Bupati Siak Bersama Kepala Balai Besar Konservasi Sumber Daya Air (BBKSDA) Riau Melakukan Ekspedisi Sungai Rawa

Siasatnusantara.com, Siak — Bupati Siak Alfedri bersama Kepala Balai Besar Konservasi Sumber Daya Air (BBKSDA) Riau Suharyono melakukan ekspedisi Sungai Rawa di kecamatan Sungai Apit, menuju Danau Zamrud di kecamatan Dayun, Sabtu (11/7/2020) kemarin.

Alfedri mengatakan dalam bincang-bincangnya dengan Kepala BBKSDA untuk merealisasikan permintaan masyarakat Sungai Raya terkait pembersihan sungai dari banyaknya kayu-kayu dan pohon tumbang, sehingga menghambat perjalanan dari Sungai Rawa menuju Danau Zamrud.

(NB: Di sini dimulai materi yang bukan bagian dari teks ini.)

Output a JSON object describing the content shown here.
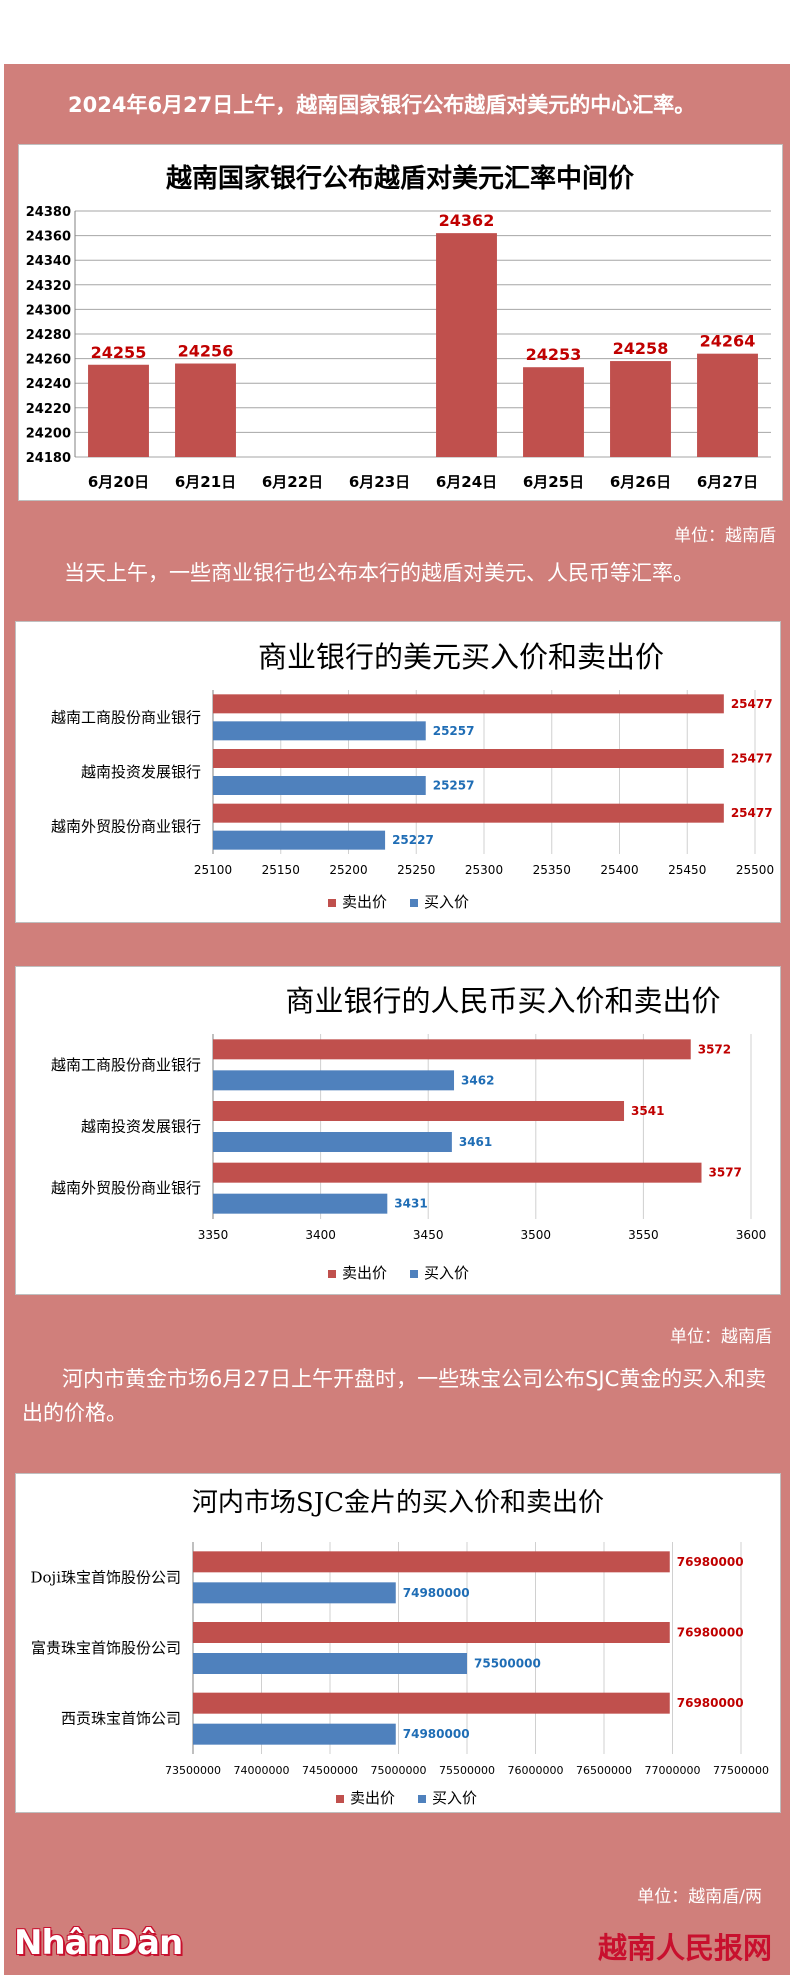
{
  "texts": {
    "intro1": "2024年6月27日上午，越南国家银行公布越盾对美元的中心汇率。",
    "unit1": "单位：越南盾",
    "intro2": "当天上午，一些商业银行也公布本行的越盾对美元、人民币等汇率。",
    "unit2": "单位：越南盾",
    "intro3": "河内市黄金市场6月27日上午开盘时，一些珠宝公司公布SJC黄金的买入和卖出的价格。",
    "unit3": "单位：越南盾/两",
    "logo_left": "NhânDân",
    "logo_right": "越南人民报网"
  },
  "colors": {
    "sell": "#c0504d",
    "buy": "#4f81bd",
    "sell_label": "#c00000",
    "buy_label": "#1f6db5",
    "background": "#d07f7b"
  },
  "chart_data": [
    {
      "type": "bar",
      "title": "越南国家银行公布越盾对美元汇率中间价",
      "categories": [
        "6月20日",
        "6月21日",
        "6月22日",
        "6月23日",
        "6月24日",
        "6月25日",
        "6月26日",
        "6月27日"
      ],
      "values": [
        24255,
        24256,
        null,
        null,
        24362,
        24253,
        24258,
        24264
      ],
      "data_labels": [
        "24255",
        "24256",
        "",
        "",
        "24362",
        "24253",
        "24258",
        "24264"
      ],
      "ylim": [
        24180,
        24380
      ],
      "yticks": [
        "24180",
        "24200",
        "24220",
        "24240",
        "24260",
        "24280",
        "24300",
        "24320",
        "24340",
        "24360",
        "24380"
      ],
      "grid": true
    },
    {
      "type": "bar",
      "orientation": "horizontal",
      "title": "商业银行的美元买入价和卖出价",
      "categories": [
        "越南工商股份商业银行",
        "越南投资发展银行",
        "越南外贸股份商业银行"
      ],
      "series": [
        {
          "name": "卖出价",
          "values": [
            25477,
            25477,
            25477
          ],
          "labels": [
            "25477",
            "25477",
            "25477"
          ]
        },
        {
          "name": "买入价",
          "values": [
            25257,
            25257,
            25227
          ],
          "labels": [
            "25257",
            "25257",
            "25227"
          ]
        }
      ],
      "xlim": [
        25100,
        25500
      ],
      "xticks": [
        "25100",
        "25150",
        "25200",
        "25250",
        "25300",
        "25350",
        "25400",
        "25450",
        "25500"
      ],
      "legend": "bottom"
    },
    {
      "type": "bar",
      "orientation": "horizontal",
      "title": "商业银行的人民币买入价和卖出价",
      "categories": [
        "越南工商股份商业银行",
        "越南投资发展银行",
        "越南外贸股份商业银行"
      ],
      "series": [
        {
          "name": "卖出价",
          "values": [
            3572,
            3541,
            3577
          ],
          "labels": [
            "3572",
            "3541",
            "3577"
          ]
        },
        {
          "name": "买入价",
          "values": [
            3462,
            3461,
            3431
          ],
          "labels": [
            "3462",
            "3461",
            "3431"
          ]
        }
      ],
      "xlim": [
        3350,
        3600
      ],
      "xticks": [
        "3350",
        "3400",
        "3450",
        "3500",
        "3550",
        "3600"
      ],
      "legend": "bottom"
    },
    {
      "type": "bar",
      "orientation": "horizontal",
      "title": "河内市场SJC金片的买入价和卖出价",
      "categories": [
        "Doji珠宝首饰股份公司",
        "富贵珠宝首饰股份公司",
        "西贡珠宝首饰公司"
      ],
      "series": [
        {
          "name": "卖出价",
          "values": [
            76980000,
            76980000,
            76980000
          ],
          "labels": [
            "76980000",
            "76980000",
            "76980000"
          ]
        },
        {
          "name": "买入价",
          "values": [
            74980000,
            75500000,
            74980000
          ],
          "labels": [
            "74980000",
            "75500000",
            "74980000"
          ]
        }
      ],
      "xlim": [
        73500000,
        77500000
      ],
      "xticks": [
        "73500000",
        "74000000",
        "74500000",
        "75000000",
        "75500000",
        "76000000",
        "76500000",
        "77000000",
        "77500000"
      ],
      "legend": "bottom"
    }
  ]
}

“Kami bersama Pak Suharyono, bagaimana merancang untuk pembersihan sungai rawa ini. Barangkali bisa bekerjasama dengan perusahaan yang termasuk dalam wilayah operasionalnya,” ucap Alfedri.

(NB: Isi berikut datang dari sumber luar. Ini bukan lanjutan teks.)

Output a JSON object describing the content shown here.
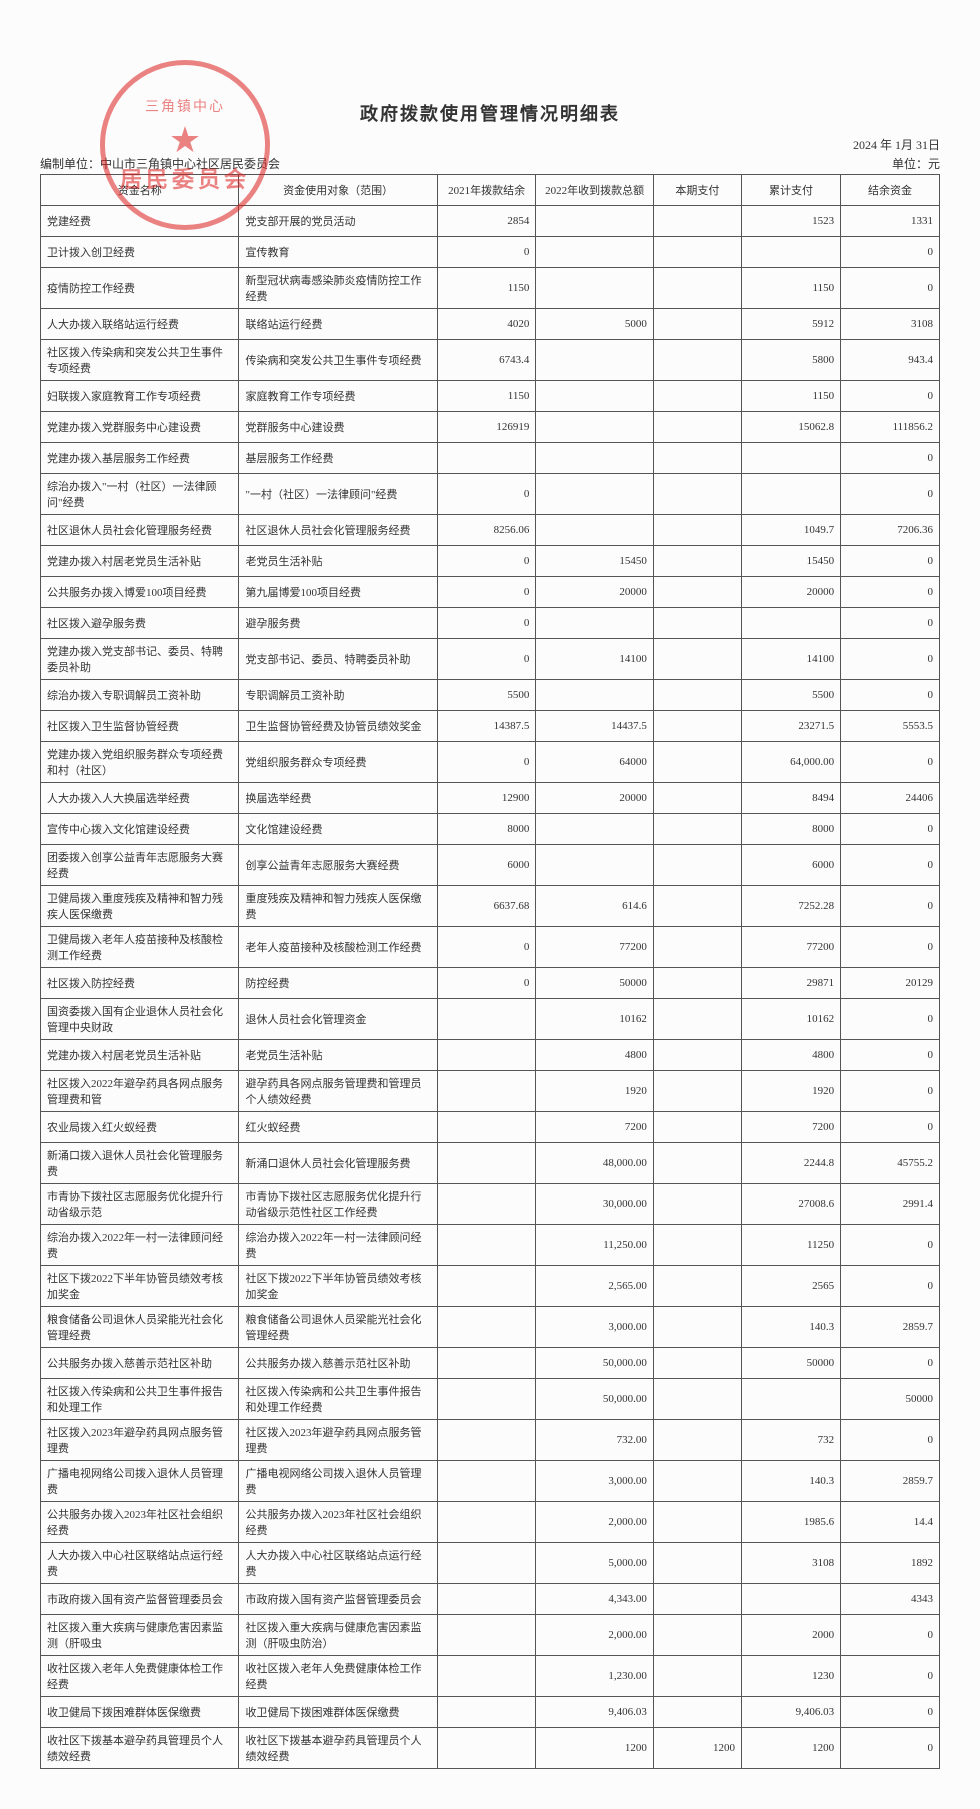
{
  "title": "政府拨款使用管理情况明细表",
  "date": "2024 年 1月 31日",
  "org": "编制单位：中山市三角镇中心社区居民委员会",
  "unit": "单位：元",
  "stamp": {
    "top": "三角镇中心",
    "star": "★",
    "bot": "居民委员会"
  },
  "columns": [
    "资金名称",
    "资金使用对象（范围）",
    "2021年拨款结余",
    "2022年收到拨款总额",
    "本期支付",
    "累计支付",
    "结余资金"
  ],
  "col_widths": [
    "200px",
    "200px",
    "90px",
    "110px",
    "80px",
    "90px",
    "90px"
  ],
  "header_bg": "#fcfcfc",
  "border_color": "#555555",
  "rows": [
    {
      "name": "党建经费",
      "scope": "党支部开展的党员活动",
      "c1": "2854",
      "c2": "",
      "c3": "",
      "c4": "1523",
      "c5": "1331"
    },
    {
      "name": "卫计拨入创卫经费",
      "scope": "宣传教育",
      "c1": "0",
      "c2": "",
      "c3": "",
      "c4": "",
      "c5": "0"
    },
    {
      "name": "疫情防控工作经费",
      "scope": "新型冠状病毒感染肺炎疫情防控工作经费",
      "c1": "1150",
      "c2": "",
      "c3": "",
      "c4": "1150",
      "c5": "0"
    },
    {
      "name": "人大办拨入联络站运行经费",
      "scope": "联络站运行经费",
      "c1": "4020",
      "c2": "5000",
      "c3": "",
      "c4": "5912",
      "c5": "3108"
    },
    {
      "name": "社区拨入传染病和突发公共卫生事件专项经费",
      "scope": "传染病和突发公共卫生事件专项经费",
      "c1": "6743.4",
      "c2": "",
      "c3": "",
      "c4": "5800",
      "c5": "943.4"
    },
    {
      "name": "妇联拨入家庭教育工作专项经费",
      "scope": "家庭教育工作专项经费",
      "c1": "1150",
      "c2": "",
      "c3": "",
      "c4": "1150",
      "c5": "0"
    },
    {
      "name": "党建办拨入党群服务中心建设费",
      "scope": "党群服务中心建设费",
      "c1": "126919",
      "c2": "",
      "c3": "",
      "c4": "15062.8",
      "c5": "111856.2"
    },
    {
      "name": "党建办拨入基层服务工作经费",
      "scope": "基层服务工作经费",
      "c1": "",
      "c2": "",
      "c3": "",
      "c4": "",
      "c5": "0"
    },
    {
      "name": "综治办拨入\"一村（社区）一法律顾问\"经费",
      "scope": "\"一村（社区）一法律顾问\"经费",
      "c1": "0",
      "c2": "",
      "c3": "",
      "c4": "",
      "c5": "0"
    },
    {
      "name": "社区退休人员社会化管理服务经费",
      "scope": "社区退休人员社会化管理服务经费",
      "c1": "8256.06",
      "c2": "",
      "c3": "",
      "c4": "1049.7",
      "c5": "7206.36"
    },
    {
      "name": "党建办拨入村居老党员生活补贴",
      "scope": "老党员生活补贴",
      "c1": "0",
      "c2": "15450",
      "c3": "",
      "c4": "15450",
      "c5": "0"
    },
    {
      "name": "公共服务办拨入博爱100项目经费",
      "scope": "第九届博爱100项目经费",
      "c1": "0",
      "c2": "20000",
      "c3": "",
      "c4": "20000",
      "c5": "0"
    },
    {
      "name": "社区拨入避孕服务费",
      "scope": "避孕服务费",
      "c1": "0",
      "c2": "",
      "c3": "",
      "c4": "",
      "c5": "0"
    },
    {
      "name": "党建办拨入党支部书记、委员、特聘委员补助",
      "scope": "党支部书记、委员、特聘委员补助",
      "c1": "0",
      "c2": "14100",
      "c3": "",
      "c4": "14100",
      "c5": "0"
    },
    {
      "name": "综治办拨入专职调解员工资补助",
      "scope": "专职调解员工资补助",
      "c1": "5500",
      "c2": "",
      "c3": "",
      "c4": "5500",
      "c5": "0"
    },
    {
      "name": "社区拨入卫生监督协管经费",
      "scope": "卫生监督协管经费及协管员绩效奖金",
      "c1": "14387.5",
      "c2": "14437.5",
      "c3": "",
      "c4": "23271.5",
      "c5": "5553.5"
    },
    {
      "name": "党建办拨入党组织服务群众专项经费和村（社区）",
      "scope": "党组织服务群众专项经费",
      "c1": "0",
      "c2": "64000",
      "c3": "",
      "c4": "64,000.00",
      "c5": "0"
    },
    {
      "name": "人大办拨入人大换届选举经费",
      "scope": "换届选举经费",
      "c1": "12900",
      "c2": "20000",
      "c3": "",
      "c4": "8494",
      "c5": "24406"
    },
    {
      "name": "宣传中心拨入文化馆建设经费",
      "scope": "文化馆建设经费",
      "c1": "8000",
      "c2": "",
      "c3": "",
      "c4": "8000",
      "c5": "0"
    },
    {
      "name": "团委拨入创享公益青年志愿服务大赛经费",
      "scope": "创享公益青年志愿服务大赛经费",
      "c1": "6000",
      "c2": "",
      "c3": "",
      "c4": "6000",
      "c5": "0"
    },
    {
      "name": "卫健局拨入重度残疾及精神和智力残疾人医保缴费",
      "scope": "重度残疾及精神和智力残疾人医保缴费",
      "c1": "6637.68",
      "c2": "614.6",
      "c3": "",
      "c4": "7252.28",
      "c5": "0"
    },
    {
      "name": "卫健局拨入老年人疫苗接种及核酸检测工作经费",
      "scope": "老年人疫苗接种及核酸检测工作经费",
      "c1": "0",
      "c2": "77200",
      "c3": "",
      "c4": "77200",
      "c5": "0"
    },
    {
      "name": "社区拨入防控经费",
      "scope": "防控经费",
      "c1": "0",
      "c2": "50000",
      "c3": "",
      "c4": "29871",
      "c5": "20129"
    },
    {
      "name": "国资委拨入国有企业退休人员社会化管理中央财政",
      "scope": "退休人员社会化管理资金",
      "c1": "",
      "c2": "10162",
      "c3": "",
      "c4": "10162",
      "c5": "0"
    },
    {
      "name": "党建办拨入村居老党员生活补贴",
      "scope": "老党员生活补贴",
      "c1": "",
      "c2": "4800",
      "c3": "",
      "c4": "4800",
      "c5": "0"
    },
    {
      "name": "社区拨入2022年避孕药具各网点服务管理费和管",
      "scope": "避孕药具各网点服务管理费和管理员个人绩效经费",
      "c1": "",
      "c2": "1920",
      "c3": "",
      "c4": "1920",
      "c5": "0"
    },
    {
      "name": "农业局拨入红火蚁经费",
      "scope": "红火蚁经费",
      "c1": "",
      "c2": "7200",
      "c3": "",
      "c4": "7200",
      "c5": "0"
    },
    {
      "name": "新涌口拨入退休人员社会化管理服务费",
      "scope": "新涌口退休人员社会化管理服务费",
      "c1": "",
      "c2": "48,000.00",
      "c3": "",
      "c4": "2244.8",
      "c5": "45755.2"
    },
    {
      "name": "市青协下拨社区志愿服务优化提升行动省级示范",
      "scope": "市青协下拨社区志愿服务优化提升行动省级示范性社区工作经费",
      "c1": "",
      "c2": "30,000.00",
      "c3": "",
      "c4": "27008.6",
      "c5": "2991.4"
    },
    {
      "name": "综治办拨入2022年一村一法律顾问经费",
      "scope": "综治办拨入2022年一村一法律顾问经费",
      "c1": "",
      "c2": "11,250.00",
      "c3": "",
      "c4": "11250",
      "c5": "0"
    },
    {
      "name": "社区下拨2022下半年协管员绩效考核加奖金",
      "scope": "社区下拨2022下半年协管员绩效考核加奖金",
      "c1": "",
      "c2": "2,565.00",
      "c3": "",
      "c4": "2565",
      "c5": "0"
    },
    {
      "name": "粮食储备公司退休人员梁能光社会化管理经费",
      "scope": "粮食储备公司退休人员梁能光社会化管理经费",
      "c1": "",
      "c2": "3,000.00",
      "c3": "",
      "c4": "140.3",
      "c5": "2859.7"
    },
    {
      "name": "公共服务办拨入慈善示范社区补助",
      "scope": "公共服务办拨入慈善示范社区补助",
      "c1": "",
      "c2": "50,000.00",
      "c3": "",
      "c4": "50000",
      "c5": "0"
    },
    {
      "name": "社区拨入传染病和公共卫生事件报告和处理工作",
      "scope": "社区拨入传染病和公共卫生事件报告和处理工作经费",
      "c1": "",
      "c2": "50,000.00",
      "c3": "",
      "c4": "",
      "c5": "50000"
    },
    {
      "name": "社区拨入2023年避孕药具网点服务管理费",
      "scope": "社区拨入2023年避孕药具网点服务管理费",
      "c1": "",
      "c2": "732.00",
      "c3": "",
      "c4": "732",
      "c5": "0"
    },
    {
      "name": "广播电视网络公司拨入退休人员管理费",
      "scope": "广播电视网络公司拨入退休人员管理费",
      "c1": "",
      "c2": "3,000.00",
      "c3": "",
      "c4": "140.3",
      "c5": "2859.7"
    },
    {
      "name": "公共服务办拨入2023年社区社会组织经费",
      "scope": "公共服务办拨入2023年社区社会组织经费",
      "c1": "",
      "c2": "2,000.00",
      "c3": "",
      "c4": "1985.6",
      "c5": "14.4"
    },
    {
      "name": "人大办拨入中心社区联络站点运行经费",
      "scope": "人大办拨入中心社区联络站点运行经费",
      "c1": "",
      "c2": "5,000.00",
      "c3": "",
      "c4": "3108",
      "c5": "1892"
    },
    {
      "name": "市政府拨入国有资产监督管理委员会",
      "scope": "市政府拨入国有资产监督管理委员会",
      "c1": "",
      "c2": "4,343.00",
      "c3": "",
      "c4": "",
      "c5": "4343"
    },
    {
      "name": "社区拨入重大疾病与健康危害因素监测（肝吸虫",
      "scope": "社区拨入重大疾病与健康危害因素监测（肝吸虫防治）",
      "c1": "",
      "c2": "2,000.00",
      "c3": "",
      "c4": "2000",
      "c5": "0"
    },
    {
      "name": "收社区拨入老年人免费健康体检工作经费",
      "scope": "收社区拨入老年人免费健康体检工作经费",
      "c1": "",
      "c2": "1,230.00",
      "c3": "",
      "c4": "1230",
      "c5": "0"
    },
    {
      "name": "收卫健局下拨困难群体医保缴费",
      "scope": "收卫健局下拨困难群体医保缴费",
      "c1": "",
      "c2": "9,406.03",
      "c3": "",
      "c4": "9,406.03",
      "c5": "0"
    },
    {
      "name": "收社区下拨基本避孕药具管理员个人绩效经费",
      "scope": "收社区下拨基本避孕药具管理员个人绩效经费",
      "c1": "",
      "c2": "1200",
      "c3": "1200",
      "c4": "1200",
      "c5": "0"
    }
  ]
}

Sehingga lanjut dia, sungai rawa ini menjadi bersih dan mudah di lalui nelayan atau wisatawanp. Tetapi tidak mengurangi keasrian alam, dan tempat bersarangnya ikan-ikan.

“Sejauh ini Pemkab Siak telah melakukan kerjasama (MoU) dengan Kepala BBKSDA Riau dalam rangka pengembangan wisata di Taman Nasional Zamrud, yaitu pada zona pemanfaatan. Kabupaten Siak sudah mendapatkan zonasi berdasarkan Surat Keputusan Dirjen KSDAE Kementerian Lingkungan Hidup dan Kehutanan,” jelas Alfedri.

“Ada zona inti, zona transisi dan zona pemanfaatan. Pada zona pemanfaatan ini bisa dilakukan untuk pengembangan pariwisata. Dan tahun ini BBKSDA Riau akan membantu 2 unit perahu motor untuk nelayan Sungai Rawa dan Dayun,”lanjutnya.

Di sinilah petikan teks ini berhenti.